At this moment, shouts erupt from the alley. Saverny is attacked, and Didier rushes to help him, thereby earning the Marquis' thanks.

===Act II===
The Encounter. The scene is the door of a cabaret, where a group of gentlemen are exchanging news from Paris. They discuss the merit of the last pieces of Corneille, voice their hatred of the omnipresent and all-powerful Cardinal Richelieu, and the disappearance of Marion De Lorme. One of them related that she was last seen in Blois, relating the events of the first act, but she has since disappeared. A crier appears who proclaims an order of the king: duels are henceforth forbidden under pain of death.

Didier arrives at the cabaret, and a quarrel sparks between him and Saverny (who did not recognize him). They begin a duel, quickly interrupted by the entry of Marion, who screams and alerts the guard. Saverny, to save himself, feigns death. Didier is arrested.

===Act III===
The Comedians. The scene is the château de Genlis. Saverny enters, incognito, who related to the judge Laffemas the story of his own death. But during the conversation, Saverny learns that the man he fought with was Didier and that it was Marion's lover who saved his life. Shortly afterwards, Laffemas receives a letter announcing the escape of Didier, probably accompanied by Marion. He goes after them.

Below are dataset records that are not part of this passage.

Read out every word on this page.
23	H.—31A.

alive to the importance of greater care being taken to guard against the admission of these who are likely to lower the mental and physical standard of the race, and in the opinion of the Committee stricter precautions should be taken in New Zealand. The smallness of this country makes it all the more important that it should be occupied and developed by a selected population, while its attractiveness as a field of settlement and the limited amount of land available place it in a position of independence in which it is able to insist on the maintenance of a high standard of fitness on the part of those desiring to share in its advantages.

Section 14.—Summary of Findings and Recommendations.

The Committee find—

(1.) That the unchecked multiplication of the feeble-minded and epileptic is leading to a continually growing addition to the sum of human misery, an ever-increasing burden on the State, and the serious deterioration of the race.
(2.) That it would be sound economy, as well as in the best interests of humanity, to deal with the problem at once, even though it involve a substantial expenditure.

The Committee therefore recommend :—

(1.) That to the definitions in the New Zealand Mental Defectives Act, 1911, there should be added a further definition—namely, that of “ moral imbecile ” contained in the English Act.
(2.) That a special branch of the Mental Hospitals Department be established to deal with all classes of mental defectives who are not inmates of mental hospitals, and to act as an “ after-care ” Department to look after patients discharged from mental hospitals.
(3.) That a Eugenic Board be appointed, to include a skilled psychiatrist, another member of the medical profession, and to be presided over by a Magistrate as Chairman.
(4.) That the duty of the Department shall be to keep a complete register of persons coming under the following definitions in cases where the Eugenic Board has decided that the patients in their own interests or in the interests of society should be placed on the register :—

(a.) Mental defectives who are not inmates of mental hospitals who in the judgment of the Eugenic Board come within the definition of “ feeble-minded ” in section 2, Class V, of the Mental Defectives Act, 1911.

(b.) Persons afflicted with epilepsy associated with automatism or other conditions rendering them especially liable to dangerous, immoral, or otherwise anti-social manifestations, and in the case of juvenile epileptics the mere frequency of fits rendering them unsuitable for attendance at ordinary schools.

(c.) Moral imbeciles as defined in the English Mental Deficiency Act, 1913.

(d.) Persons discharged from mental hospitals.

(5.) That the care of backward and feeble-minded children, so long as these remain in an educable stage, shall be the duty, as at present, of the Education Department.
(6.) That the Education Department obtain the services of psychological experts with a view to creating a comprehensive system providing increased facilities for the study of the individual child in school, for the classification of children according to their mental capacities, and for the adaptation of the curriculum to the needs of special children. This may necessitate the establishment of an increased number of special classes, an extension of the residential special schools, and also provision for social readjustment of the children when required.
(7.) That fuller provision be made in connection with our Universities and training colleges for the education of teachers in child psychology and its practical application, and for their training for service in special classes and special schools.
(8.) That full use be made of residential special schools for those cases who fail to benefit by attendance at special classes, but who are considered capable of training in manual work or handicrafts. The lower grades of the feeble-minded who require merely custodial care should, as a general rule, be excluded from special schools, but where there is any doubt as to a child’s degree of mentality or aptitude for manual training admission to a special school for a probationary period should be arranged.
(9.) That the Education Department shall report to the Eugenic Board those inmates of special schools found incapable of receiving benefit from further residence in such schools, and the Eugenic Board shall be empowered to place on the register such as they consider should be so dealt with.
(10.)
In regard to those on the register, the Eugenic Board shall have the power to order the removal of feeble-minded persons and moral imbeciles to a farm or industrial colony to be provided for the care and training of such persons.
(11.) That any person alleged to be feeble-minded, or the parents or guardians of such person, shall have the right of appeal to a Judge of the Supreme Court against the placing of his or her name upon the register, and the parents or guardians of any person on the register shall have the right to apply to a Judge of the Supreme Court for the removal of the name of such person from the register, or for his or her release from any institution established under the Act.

Marion and Didier enter. They have hidden themselves among a troupe of traveling comedians and are given roles. Didier is desperate to flee with Marion, and asks her again to marry him. Marion is spotted by Savergny, who passes the information to Laffemas. He realizes that the fugitive he seeks must be among the actors. Didier discovers that the woman he loves is none other than Marion de Lorme, the courtesan. Revolted, he denounces himself to Laffemas, who arrests him. Saverny, in an attempt to save Didier, unmasks himself, but he is arrested too.

===Act IV===
The King. The scene opens in the guard room of Chambord Castle. Laffemas attempts to seduce Marion, but is refused. Marion determines to rely upon the king. Louis XIII enters, furious with Cardinal Richelieu who ousted him from power. Marion and the Marquis de Nangis (Saverny's uncle) plead for a royal pardon for the two convicts. But the king is intractable; he refuses to oppose the cardinal. Left alone with the king, L'Angély, his jester, tries to persuade the King by convincing him that the two convicts are falconers (the king is keen on hunting). At his insistence, the king, weak and undecided, relents to pardon the two men, and Marion departs with the pardon in hand.

===Act V===
The Cardinal. The scene is the dungeon of Beaugency. Marion, bearing royal pardon, arrives to have Dider released; but the royal pardon has been revoked by the cardinal. Confronted with Laffemas, she finally gives in, and agrees to prostitute herself to him in exchange for Didier's freedom. The thing done, she enters the courtyard where Didier and Saverny are awaiting death, but Didier, still angry and revolted because he guesses what she had to do to get there, refuses to follow her. The guards arrive to escort them away. At the last moment, Didier confesses his love to Marion, who forgives him and asks for forgiveness. The condemned march towards torture. Marion remains alone on stage, and sees the litter of the cardinal, who has just been present at the execution.

==Adaptations==
There are two Italian operas based on this play: by Giovanni Bottesini (1862) and by Amilcare Ponchielli (1885).

In 1912 a short silent film was made directed by Albert Capellani. In 1918 a second feature-length film Marion Delorme was produced, directed by Henry Krauss and starring Pierre Renoir and Jean Worms.